Doctorow is saying: given that your child was attacked (and no additional information), the attacker is more likely than not to be a relative. That seems backwards.
He's stating that the evidence is P(Was Relative | Child Attacked) is relatively high, especially compared to P(Was Total Stranger | Child Attacked). This means that it should, if you use Bayes' Theorem correctly in everyday life, shift your suspicion away from the random photographer.
Of course, since P(Child Attacked) is so very low it's still not a huge deal.
It's not really backwards. That sort of inversion is exactly part of Bayes' Theorem.
If you are related to X people then the odds that one of them attacks your child is greater than that anyone else on the planet.
Picking numbers from thin air:
Let's say are related to 30 people know 200 and you encounter 10,000 random strangers and you have a 1 in 100 chance of an attack.
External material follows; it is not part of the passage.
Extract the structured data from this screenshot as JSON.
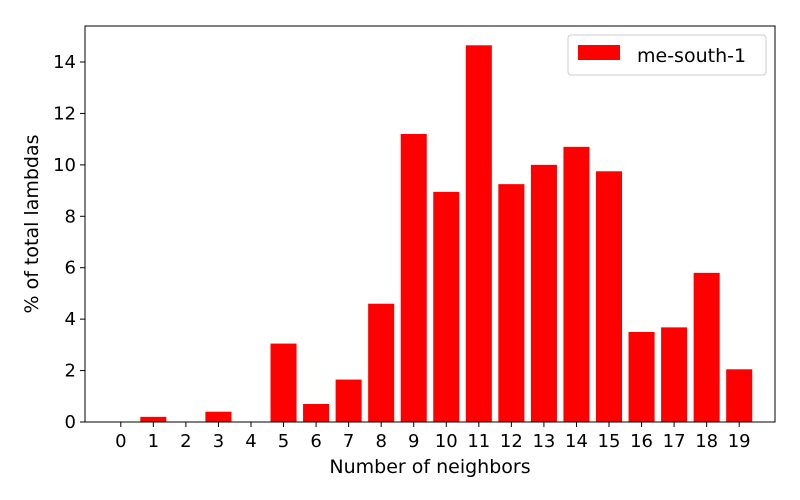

Well the odds a specific random stranger attacks your child given the above assumptions is less than 1/2,000,000. The odds a specific person they know attacks your child would be less than 1/20,000 and the odds that a given relative attacks your child would be more than 1/6,000. Now who would you focus on? (What about a predator that has a 50% chance of attacking someone well he is still under 1/6000 because there are so many other people for them to attack.)
PS: Given my child's particular environment you should focus on relatives and people you know.
It's not just the probability of an occurence that leads us to behave in an unreasonable manner. The other important thing is the impact of that 'rare occurence'. Most critics don't seem to take that in to account at all...
many if not most citizens of the USA do not understand the basic organization and functions of their government. most of them cannot name a single sitting supreme court justice, have never read the constitution, do not know how a bill becomes a law.